新建/usr/local/spark/data/words文件

1
vi /usr/local/spark/data/words

添加如下内容

1
2
3
hello,hello,world
hello,world,
welcome

启动Spark-shell

以standalone模式启动

1
2
3
4
5
6
7
8
9
10
11
12
13
14
15
16
17
18
19
20
21
22
bin/spark-shell --master spark://localhost:7077
Using Spark's default log4j profile: org/apache/spark/log4j-defaults.properties
Setting default log level to "WARN".
To adjust logging level use sc.setLogLevel(newLevel).
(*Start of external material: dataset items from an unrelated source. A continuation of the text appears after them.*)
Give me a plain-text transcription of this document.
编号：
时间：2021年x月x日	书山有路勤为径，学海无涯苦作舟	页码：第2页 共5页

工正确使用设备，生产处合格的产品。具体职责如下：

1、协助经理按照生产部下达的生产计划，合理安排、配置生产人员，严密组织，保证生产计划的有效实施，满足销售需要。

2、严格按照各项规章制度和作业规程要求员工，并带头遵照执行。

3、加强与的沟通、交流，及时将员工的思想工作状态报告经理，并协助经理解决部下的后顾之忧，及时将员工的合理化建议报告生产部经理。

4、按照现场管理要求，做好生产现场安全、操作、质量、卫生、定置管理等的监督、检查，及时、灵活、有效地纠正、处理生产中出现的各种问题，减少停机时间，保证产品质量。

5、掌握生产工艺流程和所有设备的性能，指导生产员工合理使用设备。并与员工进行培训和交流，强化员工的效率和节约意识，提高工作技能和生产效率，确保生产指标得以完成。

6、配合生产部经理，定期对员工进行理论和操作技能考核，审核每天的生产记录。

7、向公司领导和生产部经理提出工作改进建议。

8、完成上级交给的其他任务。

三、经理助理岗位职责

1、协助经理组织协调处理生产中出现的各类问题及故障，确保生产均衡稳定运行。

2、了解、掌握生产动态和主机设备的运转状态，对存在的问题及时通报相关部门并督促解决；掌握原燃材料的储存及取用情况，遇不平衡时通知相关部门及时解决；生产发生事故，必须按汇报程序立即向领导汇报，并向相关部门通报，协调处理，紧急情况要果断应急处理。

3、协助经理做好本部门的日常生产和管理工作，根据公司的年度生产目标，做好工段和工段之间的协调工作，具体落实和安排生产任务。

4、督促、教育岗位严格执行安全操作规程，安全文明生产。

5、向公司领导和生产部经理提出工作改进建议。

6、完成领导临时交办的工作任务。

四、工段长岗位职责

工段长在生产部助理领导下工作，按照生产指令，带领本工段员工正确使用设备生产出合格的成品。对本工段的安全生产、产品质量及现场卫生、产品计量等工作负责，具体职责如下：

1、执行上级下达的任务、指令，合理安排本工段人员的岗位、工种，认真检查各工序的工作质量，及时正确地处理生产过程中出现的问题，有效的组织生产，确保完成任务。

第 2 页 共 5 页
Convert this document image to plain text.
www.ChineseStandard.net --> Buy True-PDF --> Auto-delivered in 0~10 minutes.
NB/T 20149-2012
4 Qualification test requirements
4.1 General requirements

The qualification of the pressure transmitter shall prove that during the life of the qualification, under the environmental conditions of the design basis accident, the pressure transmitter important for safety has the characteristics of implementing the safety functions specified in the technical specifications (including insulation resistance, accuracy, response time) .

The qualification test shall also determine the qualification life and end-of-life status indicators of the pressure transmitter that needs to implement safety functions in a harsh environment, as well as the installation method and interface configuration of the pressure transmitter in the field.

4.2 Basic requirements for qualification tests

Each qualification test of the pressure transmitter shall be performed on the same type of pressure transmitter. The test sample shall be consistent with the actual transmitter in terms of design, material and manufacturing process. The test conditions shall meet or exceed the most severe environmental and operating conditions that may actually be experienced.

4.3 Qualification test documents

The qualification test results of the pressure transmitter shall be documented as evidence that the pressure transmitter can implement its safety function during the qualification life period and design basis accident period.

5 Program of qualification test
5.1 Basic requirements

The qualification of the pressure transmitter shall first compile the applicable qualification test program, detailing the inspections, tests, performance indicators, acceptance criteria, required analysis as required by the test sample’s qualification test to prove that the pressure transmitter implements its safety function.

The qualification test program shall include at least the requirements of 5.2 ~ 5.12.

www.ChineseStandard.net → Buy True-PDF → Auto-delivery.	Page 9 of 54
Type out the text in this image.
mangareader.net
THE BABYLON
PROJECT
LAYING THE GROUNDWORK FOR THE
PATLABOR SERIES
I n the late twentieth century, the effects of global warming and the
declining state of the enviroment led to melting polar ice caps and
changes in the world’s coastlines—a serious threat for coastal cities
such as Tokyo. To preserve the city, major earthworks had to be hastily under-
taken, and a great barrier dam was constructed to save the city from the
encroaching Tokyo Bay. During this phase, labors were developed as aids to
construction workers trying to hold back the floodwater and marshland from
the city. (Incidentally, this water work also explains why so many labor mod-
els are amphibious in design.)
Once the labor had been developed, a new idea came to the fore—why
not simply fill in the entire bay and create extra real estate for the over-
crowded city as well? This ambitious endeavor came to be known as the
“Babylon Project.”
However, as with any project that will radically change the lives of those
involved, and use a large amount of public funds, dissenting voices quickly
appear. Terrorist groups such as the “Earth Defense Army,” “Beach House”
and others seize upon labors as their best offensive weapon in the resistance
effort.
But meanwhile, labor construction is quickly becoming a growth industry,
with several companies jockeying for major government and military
For SparkR, use setLogLevel(newLevel).
19/02/10 13:12:41 WARN Utils: Your hostname, localhost resolves to a loopback address: 127.0.0.1; using 192.168.1.6 instead (on interface en0)
19/02/10 13:12:41 WARN Utils: Set SPARK_LOCAL_IP if you need to bind to another address
19/02/10 13:12:42 WARN NativeCodeLoader: Unable to load native-hadoop library for your platform... using builtin-java classes where applicable
Spark context Web UI available at http://192.168.1.6:4040
Spark context available as 'sc' (master = spark://localhost:7077, app id = app-20190210131243-0000).
Spark session available as 'spark'.
Welcome to
____ __
/ __/__ ___ _____/ /__
_\ \/ _ \/ _ `/ __/ '_/
/___/ .__/\_,_/_/ /_/\_\ version 2.2.3
/_/

Using Scala version 2.11.8 (Java HotSpot(TM) 64-Bit Server VM, Java 1.8.0_181)
Type in expressions to have them evaluated.
Type :help for more information.

scala>

输入wordCount程序

1
2
3
4
5
6
7
8
9
10
scala> var file = spark.sparkContext.textFile("file:///usr/local/spark/data/words")
file: org.apache.spark.rdd.RDD[String] = file:///usr/local/spark/data MapPartitionsRDD[6] at textFile at <console>:23

scala> val wordCounts = file.flatMap(line => line.split(",")).map(word => (word, 1)).reduceByKey(_ + _)
wordCounts: org.apache.spark.rdd.RDD[(String, Int)] = ShuffledRDD[9] at reduceByKey at <console>:25

scala> wordCounts.collect
res1: Array[(String, Int)] = Array((hello,3), (welcome,1), (world,2))

scala>

可以看到/usr/local/spark/data/words文件里面的单词被成功的统计了。